Sir John Chilcot was giving his first interview to mark the first anniversary of the publication of his report on the 2003 Iraq war.
British and U.S. forces invaded Iraq. The war, over the following six years, led to the overthrow of then Iraqi President Saddam Hussein, the death of 150,000 Iraqis and the displacement of over 1 million people.
In the interview with the British Broadcasting Corporation (BBC), Chilcot agreed that his report in theory could stop a similar rush to war when not enough was being done to ensure it was the right thing.
"I've got good reason to have real confidence in both the Ministry of Defense institution and in the armed services, to think that they would not allow that to happen without much more rigorous analysis," said Chilcot.
Asked if Britain could ever go to war in the same way, Chilcot said:" Oh yes. In an existential crisis, certainly. No question about it. And I don't think we would need a war powers act to prevent us to do that."
"I think we have seen evidence of, not of a failure of nerve, but of an insistence on much better control of capacity, resources before reaching a decision to do something on that scale," he said.
Blair's close link to Bush became a key focus during the inquiry, particularly his remark "I shall be with you whatever."
Chilcot said when he saw that remark he thought "You mustn't say that," adding:" Because you're giving away far too much. You're making a binding commitment by one sovereign government to another which you can't fulfill. You're not in a position to fulfill it. He didn't even know the legal position at that point."
Chilcot also said both leading politicians and the government have the responsibility to make the case for the policy decision taken but also to balance that with realism about risks, downsides and counter-arguments.
"If you act simply as a one-sided advocate you risk losing that. And I think that risk did come about," said Chilcot.
Chilcot agreed that because of the lack of preparation Iraq war was not at that stage a necessary war.
Asked if that meant the British government put British servicemen and women and Iraqi civilians in harm's way unnecessarily, Chilcot said:" In harm's way, certainly. You can't run an exercise like Iraq without civilians being unavoidably profoundly affected. I think it was not necessary for us to join in that at the time we did."

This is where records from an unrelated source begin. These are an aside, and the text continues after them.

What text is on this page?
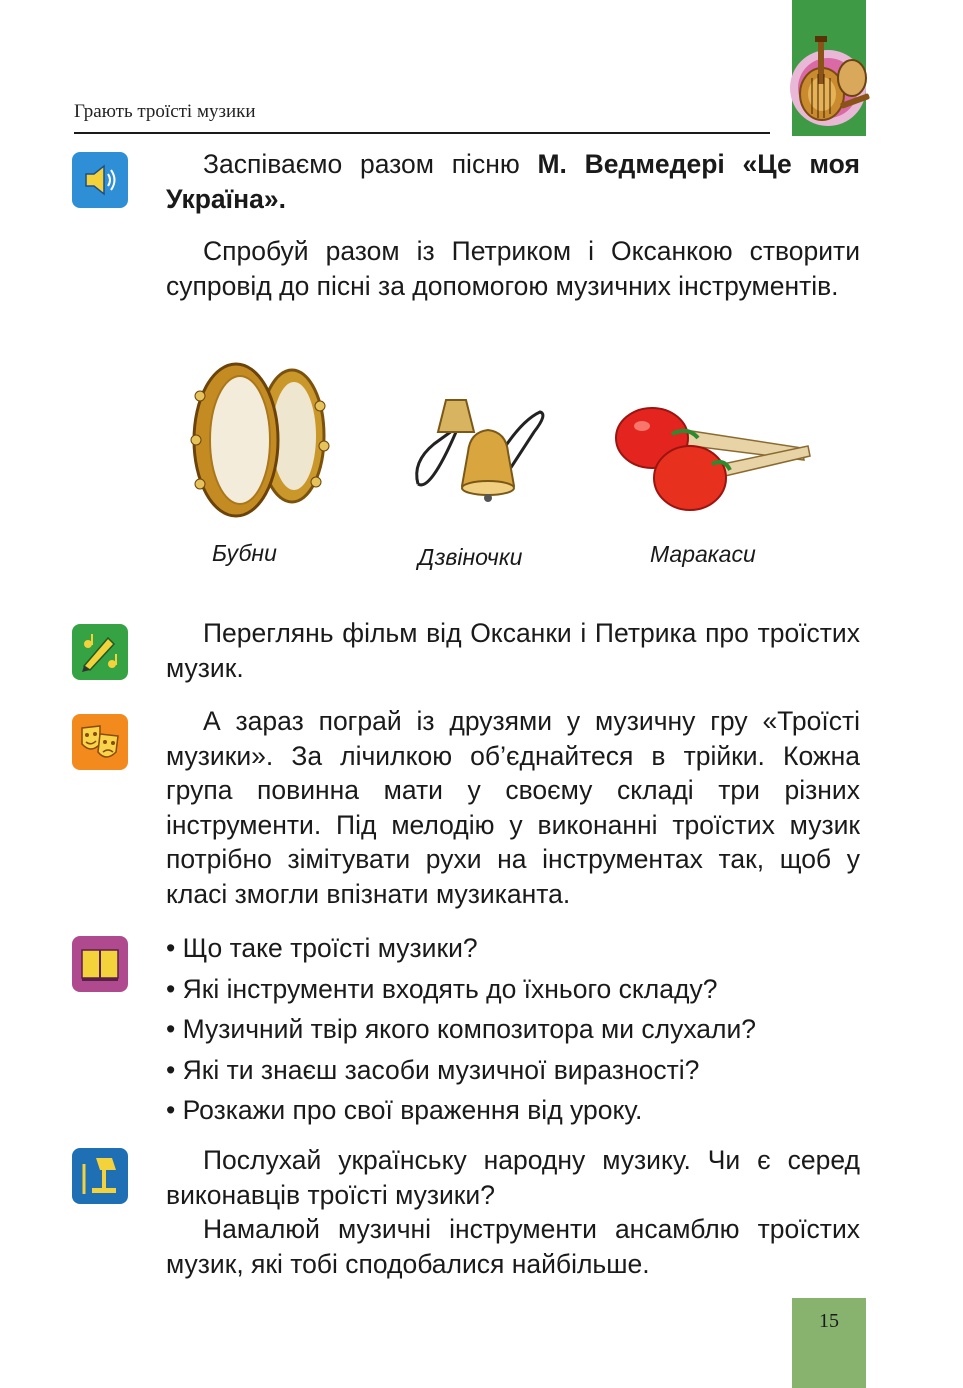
Грають троїсті музики

Заспіваємо разом пісню М. Ведмедері «Це моя Україна».

Спробуй разом із Петриком і Оксанкою створити супровід до пісні за допомогою музичних інструментів.

Бубни	Дзвіночки	Маракаси

Переглянь фільм від Оксанки і Петрика про троїстих музик.

А зараз пограй із друзями у музичну гру «Троїсті музики». За лічилкою об’єднайтеся в трійки. Кожна група повинна мати у своєму складі три різних інструменти. Під мелодію у виконанні троїстих музик потрібно зімітувати рухи на інструментах так, щоб у класі змогли впізнати музиканта.

• Що таке троїсті музики?
• Які інструменти входять до їхнього складу?
• Музичний твір якого композитора ми слухали?
• Які ти знаєш засоби музичної виразності?
• Розкажи про свої враження від уроку.

Послухай українську народну музику. Чи є серед виконавців троїсті музики?

Намалюй музичні інструменти ансамблю троїстих музик, які тобі сподобалися найбільше.

15
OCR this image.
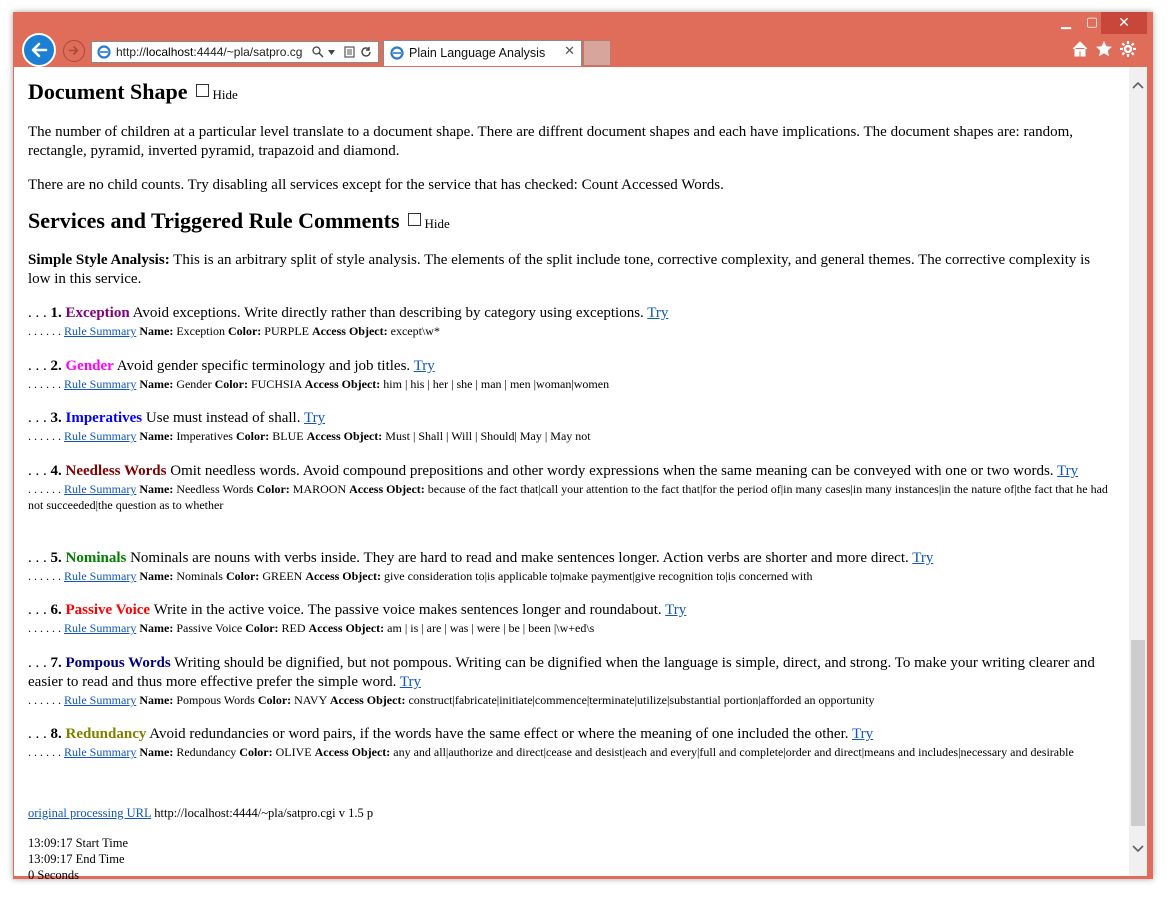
▁	▢	✕
http://localhost:4444/~pla/satpro.cg	Plain Language Analysis ✕
Document Shape Hide
The number of children at a particular level translate to a document shape. There are diffrent document shapes and each have implications. The document shapes are: random, rectangle, pyramid, inverted pyramid, trapazoid and diamond.
There are no child counts. Try disabling all services except for the service that has checked: Count Accessed Words.
Services and Triggered Rule Comments Hide
Simple Style Analysis: This is an arbitrary split of style analysis. The elements of the split include tone, corrective complexity, and general themes. The corrective complexity is low in this service.
. . . 1. Exception Avoid exceptions. Write directly rather than describing by category using exceptions. Try
. . . . . . Rule Summary Name: Exception Color: PURPLE Access Object: except\w*
. . . 2. Gender Avoid gender specific terminology and job titles. Try
. . . . . . Rule Summary Name: Gender Color: FUCHSIA Access Object: him | his | her | she | man | men |woman|women
. . . 3. Imperatives Use must instead of shall. Try
. . . . . . Rule Summary Name: Imperatives Color: BLUE Access Object: Must | Shall | Will | Should| May | May not
. . . 4. Needless Words Omit needless words. Avoid compound prepositions and other wordy expressions when the same meaning can be conveyed with one or two words. Try
. . . . . . Rule Summary Name: Needless Words Color: MAROON Access Object: because of the fact that|call your attention to the fact that|for the period of|in many cases|in many instances|in the nature of|the fact that he had not succeeded|the question as to whether
. . . 5. Nominals Nominals are nouns with verbs inside. They are hard to read and make sentences longer. Action verbs are shorter and more direct. Try
. . . . . . Rule Summary Name: Nominals Color: GREEN Access Object: give consideration to|is applicable to|make payment|give recognition to|is concerned with
. . . 6. Passive Voice Write in the active voice. The passive voice makes sentences longer and roundabout. Try
. . . . . . Rule Summary Name: Passive Voice Color: RED Access Object: am | is | are | was | were | be | been |\w+ed\s
. . . 7. Pompous Words Writing should be dignified, but not pompous. Writing can be dignified when the language is simple, direct, and strong. To make your writing clearer and easier to read and thus more effective prefer the simple word. Try
. . . . . . Rule Summary Name: Pompous Words Color: NAVY Access Object: construct|fabricate|initiate|commence|terminate|utilize|substantial portion|afforded an opportunity
. . . 8. Redundancy Avoid redundancies or word pairs, if the words have the same effect or where the meaning of one included the other. Try
. . . . . . Rule Summary Name: Redundancy Color: OLIVE Access Object: any and all|authorize and direct|cease and desist|each and every|full and complete|order and direct|means and includes|necessary and desirable
original processing URL http://localhost:4444/~pla/satpro.cgi v 1.5 p
13:09:17 Start Time
13:09:17 End Time
0 Seconds
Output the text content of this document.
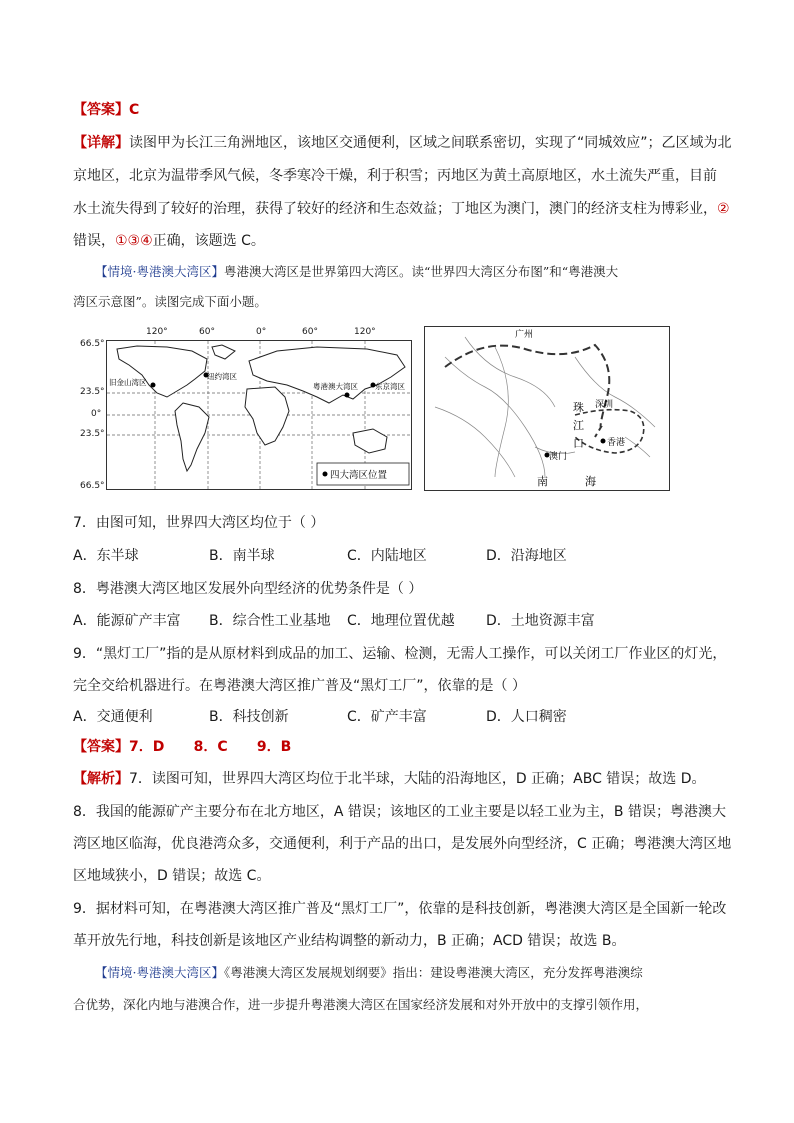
【答案】C
【详解】读图甲为长江三角洲地区，该地区交通便利，区域之间联系密切，实现了“同城效应”；乙区域为北
京地区，北京为温带季风气候，冬季寒冷干燥，利于积雪；丙地区为黄土高原地区，水土流失严重，目前
水土流失得到了较好的治理，获得了较好的经济和生态效益；丁地区为澳门，澳门的经济支柱为博彩业，②
错误，①③④正确，该题选 C。
【情境·粤港澳大湾区】粤港澳大湾区是世界第四大湾区。读“世界四大湾区分布图”和“粤港澳大
湾区示意图”。读图完成下面小题。
旧金山湾区
纽约湾区
粤港澳大湾区 东京湾区
四大湾区位置
120°	60°	0°	60°	120°
66.5°
23.5°
0°
23.5°
66.5°
广州
深圳
珠
江
口
澳门
香港
南	海
7．由图可知，世界四大湾区均位于（ ）
A．东半球	B．南半球	C．内陆地区	D．沿海地区
8．粤港澳大湾区地区发展外向型经济的优势条件是（ ）
A．能源矿产丰富 B．综合性工业基地 C．地理位置优越 D．土地资源丰富
9．“黑灯工厂”指的是从原材料到成品的加工、运输、检测，无需人工操作，可以关闭工厂作业区的灯光，
完全交给机器进行。在粤港澳大湾区推广普及“黑灯工厂”，依靠的是（ ）
A．交通便利	B．科技创新	C．矿产丰富	D．人口稠密
【答案】7．D      8．C      9．B
【解析】7．读图可知，世界四大湾区均位于北半球，大陆的沿海地区，D 正确；ABC 错误；故选 D。
8．我国的能源矿产主要分布在北方地区，A 错误；该地区的工业主要是以轻工业为主，B 错误；粤港澳大
湾区地区临海，优良港湾众多，交通便利，利于产品的出口，是发展外向型经济，C 正确；粤港澳大湾区地
区地域狭小，D 错误；故选 C。
9．据材料可知，在粤港澳大湾区推广普及“黑灯工厂”，依靠的是科技创新，粤港澳大湾区是全国新一轮改
革开放先行地，科技创新是该地区产业结构调整的新动力，B 正确；ACD 错误；故选 B。
【情境·粤港澳大湾区】《粤港澳大湾区发展规划纲要》指出：建设粤港澳大湾区，充分发挥粤港澳综
合优势，深化内地与港澳合作，进一步提升粤港澳大湾区在国家经济发展和对外开放中的支撑引领作用，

Chilcot also said he thinks that "the fundamental British strategy was fractured," with the cabinet for a formal policy of containment, while Blair running a coercive diplomacy with the support of the foreign secretary, who hoped that diplomacy would win instead of coercion.
Chilot believed that Britain's involvement in Iraq has made the Middle East less stable and more dangerous by breaking a balance of power
"The security failure in Iraq - both Iraq as a whole and in the southeast where we took responsibility, can only have disrupted not only Iraq itself but the whole balance of power - Iran, Iraq, the Gulf States, the rest, and indirectly Syria," he said.
"Libya is a possible exception up till much later," Chilot added.